We know that \[\cos \left( {{30}^{\circ }} \right)=\dfrac{\sqrt{3}}{2}\]. Thus, we have \[\cos \left( {{30}^{\circ }} \right)=\dfrac{\sqrt{3}}{2}=\dfrac{{{2}^{2}}+{{\left( \sqrt{3}+1 \right)}^{2}}-{{a}^{2}}}{2\left( \sqrt{3}+1 \right)\left( 2 \right)}\].
Simplifying the above equation, we have \[\dfrac{\sqrt{3}}{2}=\dfrac{4+3+1+2\sqrt{3}-{{a}^{2}}}{4\left( \sqrt{3}+1 \right)}=\dfrac{8+2\sqrt{3}-{{a}^{2}}}{4\left( \sqrt{3}+1 \right)}\].
Cross multiplying the equation, we have \[4\sqrt{3}\left( \sqrt{3}+1 \right)=2\left( 8+2\sqrt{3}-{{a}^{2}} \right)\]. Cancelling out the like terms, we have \[2\sqrt{3}\left( \sqrt{3}+1 \right)=8+2\sqrt{3}-{{a}^{2}}\].
Simplifying the above equation, we have \[6+2\sqrt{3}=8+2\sqrt{3}-{{a}^{2}}\]. Thus, we have \[6=8-{{a}^{2}}\]. Rearranging the terms, we have \[{{a}^{2}}=8-6=2\]. Taking the square root on both sides, we have \[a=\sqrt{2}\].
We will now use a sine formula to calculate the value of \[\angle B\] and \[\angle C\]. We know that the sine formula is \[\dfrac{a}{\sin A}=\dfrac{b}{\sin B}=\dfrac{c}{\sin C}\].
We know that \[a=\sqrt{2},b=2,c=\sqrt{3}+1\] and \[\angle A={{30}^{\circ }}\].
Thus, we have \[\dfrac{\sqrt{2}}{\sin {{30}^{\circ }}}=\dfrac{2}{\sin B}=\dfrac{\sqrt{3}+1}{\sin C}\]. We know that \[\sin {{30}^{\circ }}=\dfrac{1}{2}\].
Thus, we have \[\dfrac{\sqrt{2}}{\dfrac{1}{2}}=\dfrac{2}{\sin B}\] and \[\dfrac{\sqrt{2}}{\dfrac{1}{2}}=\dfrac{\sqrt{3}+1}{\sin C}\].
Rearranging the terms of both the equations, we have \[\sqrt{2}\sin B=2\left( \dfrac{1}{2} \right)\] and \[\sqrt{2}\sin C=\left( \sqrt{3}+1 \right)\left( \dfrac{1}{2} \right)\].

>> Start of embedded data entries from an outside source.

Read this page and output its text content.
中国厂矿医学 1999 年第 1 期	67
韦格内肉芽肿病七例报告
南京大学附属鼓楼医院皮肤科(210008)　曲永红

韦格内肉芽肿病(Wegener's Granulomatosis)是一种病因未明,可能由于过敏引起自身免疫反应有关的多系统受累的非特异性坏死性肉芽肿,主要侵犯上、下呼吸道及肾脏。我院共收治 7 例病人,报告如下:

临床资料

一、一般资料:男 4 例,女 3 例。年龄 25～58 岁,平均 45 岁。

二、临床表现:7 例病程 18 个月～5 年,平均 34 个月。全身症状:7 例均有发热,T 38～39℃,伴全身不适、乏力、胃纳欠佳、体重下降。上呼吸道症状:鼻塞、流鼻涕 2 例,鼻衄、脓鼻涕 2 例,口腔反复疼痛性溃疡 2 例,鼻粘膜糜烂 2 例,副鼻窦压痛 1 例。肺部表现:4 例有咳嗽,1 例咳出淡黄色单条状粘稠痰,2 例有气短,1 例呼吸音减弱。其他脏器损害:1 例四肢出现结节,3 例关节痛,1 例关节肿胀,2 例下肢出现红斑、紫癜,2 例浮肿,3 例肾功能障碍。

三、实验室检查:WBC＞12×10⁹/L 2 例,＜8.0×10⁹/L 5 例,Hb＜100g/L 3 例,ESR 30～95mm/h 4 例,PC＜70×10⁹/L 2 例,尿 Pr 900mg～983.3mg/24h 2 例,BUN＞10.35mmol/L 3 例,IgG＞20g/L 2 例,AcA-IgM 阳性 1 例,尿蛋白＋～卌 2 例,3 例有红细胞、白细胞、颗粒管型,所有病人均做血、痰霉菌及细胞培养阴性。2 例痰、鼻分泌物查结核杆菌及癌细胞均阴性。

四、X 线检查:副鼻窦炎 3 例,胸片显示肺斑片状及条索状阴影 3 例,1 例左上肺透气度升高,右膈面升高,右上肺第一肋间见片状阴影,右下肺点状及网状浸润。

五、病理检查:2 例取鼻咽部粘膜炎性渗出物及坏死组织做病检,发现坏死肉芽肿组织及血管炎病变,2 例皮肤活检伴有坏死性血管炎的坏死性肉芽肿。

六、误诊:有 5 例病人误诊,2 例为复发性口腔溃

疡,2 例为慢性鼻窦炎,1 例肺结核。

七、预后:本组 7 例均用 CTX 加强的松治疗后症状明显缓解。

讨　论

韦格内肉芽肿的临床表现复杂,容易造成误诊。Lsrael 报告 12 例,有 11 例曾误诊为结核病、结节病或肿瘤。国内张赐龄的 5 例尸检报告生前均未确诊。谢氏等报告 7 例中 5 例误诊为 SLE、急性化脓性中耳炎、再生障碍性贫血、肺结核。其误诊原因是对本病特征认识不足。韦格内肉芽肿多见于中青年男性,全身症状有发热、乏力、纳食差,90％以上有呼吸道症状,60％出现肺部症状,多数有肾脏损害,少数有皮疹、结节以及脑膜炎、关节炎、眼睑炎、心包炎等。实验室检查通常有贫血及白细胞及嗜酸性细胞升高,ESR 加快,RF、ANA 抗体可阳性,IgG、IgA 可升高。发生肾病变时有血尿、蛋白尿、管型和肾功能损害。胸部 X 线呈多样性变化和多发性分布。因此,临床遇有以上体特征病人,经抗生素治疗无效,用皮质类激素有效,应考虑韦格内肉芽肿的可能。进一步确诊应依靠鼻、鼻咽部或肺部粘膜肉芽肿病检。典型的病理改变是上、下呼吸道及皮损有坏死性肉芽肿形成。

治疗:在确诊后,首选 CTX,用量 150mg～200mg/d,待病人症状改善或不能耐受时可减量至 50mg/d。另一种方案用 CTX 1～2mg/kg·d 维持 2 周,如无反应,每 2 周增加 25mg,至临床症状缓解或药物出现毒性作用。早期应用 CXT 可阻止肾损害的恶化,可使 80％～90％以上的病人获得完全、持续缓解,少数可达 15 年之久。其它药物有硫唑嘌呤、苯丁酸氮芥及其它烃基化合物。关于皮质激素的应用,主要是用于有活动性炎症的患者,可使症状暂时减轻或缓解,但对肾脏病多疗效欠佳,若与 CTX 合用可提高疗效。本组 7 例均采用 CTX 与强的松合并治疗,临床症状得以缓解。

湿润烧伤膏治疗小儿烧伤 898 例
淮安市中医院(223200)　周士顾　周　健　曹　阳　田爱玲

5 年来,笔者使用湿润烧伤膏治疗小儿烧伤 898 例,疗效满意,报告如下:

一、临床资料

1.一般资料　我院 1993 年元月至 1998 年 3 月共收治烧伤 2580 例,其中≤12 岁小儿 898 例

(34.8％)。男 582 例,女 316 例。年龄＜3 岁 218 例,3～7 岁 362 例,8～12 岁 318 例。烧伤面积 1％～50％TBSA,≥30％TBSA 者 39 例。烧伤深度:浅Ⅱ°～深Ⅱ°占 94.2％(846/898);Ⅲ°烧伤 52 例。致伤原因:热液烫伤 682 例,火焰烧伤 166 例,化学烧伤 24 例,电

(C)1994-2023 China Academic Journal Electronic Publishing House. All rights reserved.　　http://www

Thus, we have \[\sin B=\dfrac{1}{\sqrt{2}}\] and \[\sin C=\dfrac{\sqrt{3}+1}{2\sqrt{2}}\]. So, we have \[B={{\sin }^{-1}}\left( \dfrac{1}{\sqrt{2}} \right)\] and \[C={{\sin }^{-1}}\left( \dfrac{\sqrt{3}+1}{2\sqrt{2}} \right)\].
Thus, we have \[B={{45}^{\circ }}\] and \[C={{135}^{\circ }}\] as \[\sin \left( {{45}^{\circ }} \right)=\dfrac{1}{\sqrt{2}}\] and \[\sin \left( {{135}^{\circ }} \right)=\dfrac{\sqrt{3}+1}{2\sqrt{2}}\]. we didn’t consider \[C={{15}^{\circ }}\] as the sum of all the three angles must be \[{{180}^{\circ }}\].
We will now calculate the value of \[\dfrac{C-B}{2}\]. Substituting \[\angle C={{135}^{\circ }},\angle B={{45}^{\circ }}\] in the previous expression, we have \[\dfrac{C-B}{2}=\dfrac{{{135}^{\circ }}-{{45}^{\circ }}}{2}=\dfrac{{{90}^{\circ }}}{2}={{45}^{\circ }}\].
Hence, the value of \[\dfrac{C-B}{2}\] is \[{{45}^{\circ }}\], which is option (c).

 Note: One must keep in mind that the sum of all the angles must be equal to \[{{180}^{\circ }}\]. Also, we must remember that the length of sides of a triangle is a positive quantity. It’s necessary to use sine and cosine formulas to relate the length and angles of a triangle.